Confession of the day: I watch Judge Judy. No, it’s not because I revel in seeing poor unfortunate souls succumbing to her rudeness, self-importance, or condescension. It’s because of the fact that out of all the silly court shows on TV, hers is the only one that ever even marginally somewhat half-way almost kinda sorta pretends to loosely approximate a remote facsimile of an actual rules-based forum. For example, I like when she schools people on the hearsay rule. In a real court, hearsay is of course inadmissible, because the speaker isn’t there to be cross-examined. In other words, hearsay is unreliable. Untrustworthy. Dubious. It frustrates the pursuit of truth. And yet, most court shows let the parties spew hearsay ’til the cows come home — especially if it’s salacious enough to keep folks tuned in through the commercial break. But Judge Judy? Oh, no sir. No ma’am.
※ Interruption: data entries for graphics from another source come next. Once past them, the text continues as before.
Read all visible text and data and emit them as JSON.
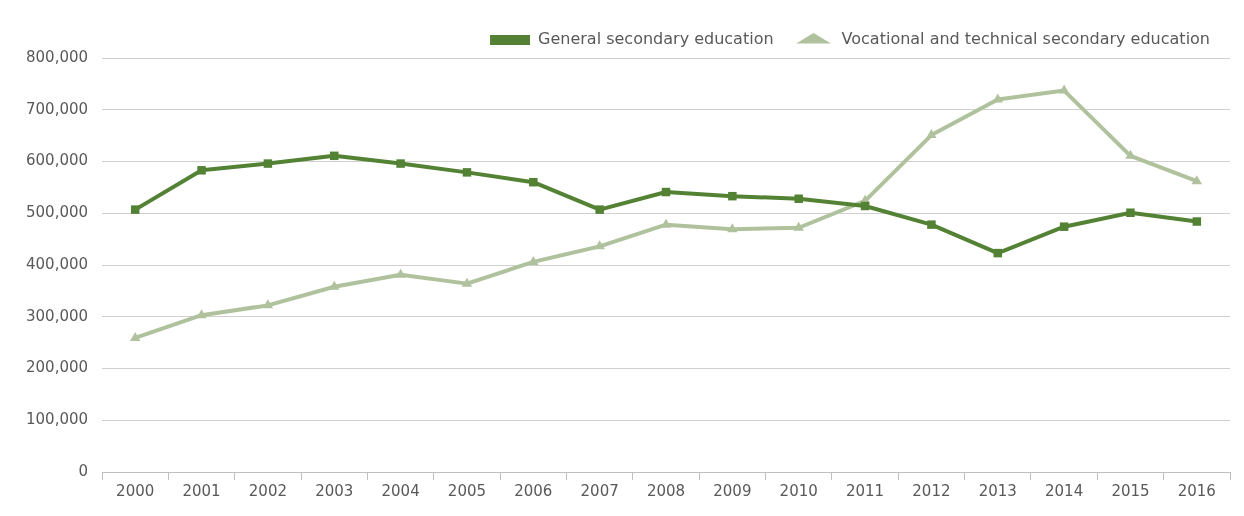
{
  "chart_data": {
    "type": "line",
    "categories": [
      "2000",
      "2001",
      "2002",
      "2003",
      "2004",
      "2005",
      "2006",
      "2007",
      "2008",
      "2009",
      "2010",
      "2011",
      "2012",
      "2013",
      "2014",
      "2015",
      "2016"
    ],
    "series": [
      {
        "name": "General secondary education",
        "color": "#548235",
        "marker": "square",
        "values": [
          507000,
          583000,
          596000,
          611000,
          596000,
          579000,
          560000,
          507000,
          541000,
          533000,
          528000,
          514000,
          478000,
          423000,
          474000,
          501000,
          484000
        ]
      },
      {
        "name": "Vocational and technical secondary education",
        "color": "#b0c29d",
        "marker": "triangle",
        "values": [
          259000,
          303000,
          322000,
          358000,
          381000,
          364000,
          406000,
          436000,
          478000,
          469000,
          472000,
          524000,
          651000,
          720000,
          737000,
          611000,
          562000
        ]
      }
    ],
    "ylim": [
      0,
      800000
    ],
    "yticks": [
      0,
      {
        "value": 100000,
        "label": "100,000"
      },
      {
        "value": 200000,
        "label": "200,000"
      },
      {
        "value": 300000,
        "label": "300,000"
      },
      {
        "value": 400000,
        "label": "400,000"
      },
      {
        "value": 500000,
        "label": "500,000"
      },
      {
        "value": 600000,
        "label": "600,000"
      },
      {
        "value": 700000,
        "label": "700,000"
      },
      {
        "value": 800000,
        "label": "800,000"
      }
    ],
    "grid": "y",
    "legend": "top right",
    "line_style": "solid"
  }
}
Soon as anybody waves a witness letter in the air or yaps about what a roommate’s second cousin said on three-way video-chat, Sheriff Sheindlin shuts it down.
But hearsay does find an audience in Judge Judy on occasion. Although she doesn’t bore the fans with legalese, I think she most often excuses hearsay on the basis of what we bloodsucking barristers call an “excited utterance.” Some jurisdictions call it “spontaneous utterance,” res gestae, or some other shorthand for Rule 803(2) of the Federal Rules of Evidence (or in my case, the Tennessee Rules of Evidence).
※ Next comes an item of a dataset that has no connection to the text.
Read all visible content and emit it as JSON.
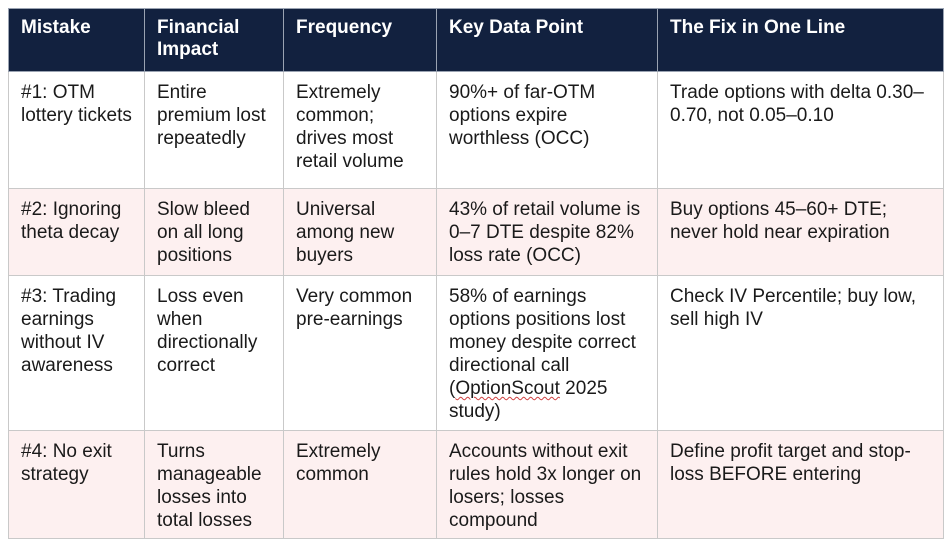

So what’s an excited utterance? Funny you should ask! The Tennessee Supreme Court recently reminded us:
Pursuant to Rule of Evidence 803(2), the hearsay rule does not exclude a statement relating to a startling event or condition made while the declarant was under the stress of excitement…. We have interpreted the rule to set forth three requirements…. The first requirement is a startling event or condition that suspend[s] the normal, reflective thought processes of the declarant…. Second, the statement must “relate to” the startling event or condition … such that the statement may describe all or part of the event or condition, or deal with the effect or impact of that event or condition…. The third and final requirement dictates that the declarant make the statement while under the stress or excitement from the event or condition.
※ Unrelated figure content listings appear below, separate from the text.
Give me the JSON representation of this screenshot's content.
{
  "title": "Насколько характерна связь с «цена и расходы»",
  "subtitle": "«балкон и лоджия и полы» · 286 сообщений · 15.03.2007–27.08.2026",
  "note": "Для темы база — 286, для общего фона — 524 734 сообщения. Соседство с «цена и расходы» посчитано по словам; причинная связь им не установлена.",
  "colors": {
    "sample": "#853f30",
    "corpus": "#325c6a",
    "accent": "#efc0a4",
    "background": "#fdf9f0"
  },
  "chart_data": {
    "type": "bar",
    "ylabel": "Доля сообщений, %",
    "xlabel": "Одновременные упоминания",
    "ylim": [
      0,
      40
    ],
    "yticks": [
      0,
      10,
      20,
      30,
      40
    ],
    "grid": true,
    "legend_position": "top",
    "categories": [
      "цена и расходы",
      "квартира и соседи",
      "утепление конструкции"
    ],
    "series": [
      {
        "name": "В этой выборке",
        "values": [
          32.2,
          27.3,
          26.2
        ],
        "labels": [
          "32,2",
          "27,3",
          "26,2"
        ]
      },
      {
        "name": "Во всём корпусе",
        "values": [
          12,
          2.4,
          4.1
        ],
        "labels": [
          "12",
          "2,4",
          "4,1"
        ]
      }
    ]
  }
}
State v. Franklin, 308 S.W.3d 799, 823 (Tenn. 2010) (internal citations omitted). So, hearsay or not, a shriek of “Oh sh*t, he just shot Johnny!” is likely going to make its way into court, even if the original speaker (‘declarant”) skips town. Statements like that are considered reliable enough to pass muster without cross-examination. The theory is that sometimes a situation is so tense and crazy that it “temporarily stills the capacity of reflection and produces utterances free of conscious fabrication.” Franklin at 823. In other words, the speaker is too freaked out to come up with a lie, so he is probably telling the truth.
Typically, when somebody shoots someone, the standard excited utterance is some kind of meaningless exclamation or empty expletive with no informational value (“F*ck!” or thereabouts). But when Deputy Robert Bates fatally shot Eric Harris, the deputy’s excited utterance was something else entirely:
Eric Harris isn’t exactly a choir boy. But there’s no reason in the world for him to be dead right now. And there’s no amount of “sorry” that will ever bring him back. That being said, I’m inclined to believe Robert Bates’ initial excited utterance, in spite of his later, more self-interested, lawyer-laden defenses. Although it doesn’t even begin to put this tragic genie back in the bottle, I do think Bates is sorry. Still gotta pay the piper. But I think he’s actually remorseful. Or at least he was — in that audio-captured moment of bare naked honesty right after the gunshot, he seemed to be truly sorry. And if only a little bit, that matters.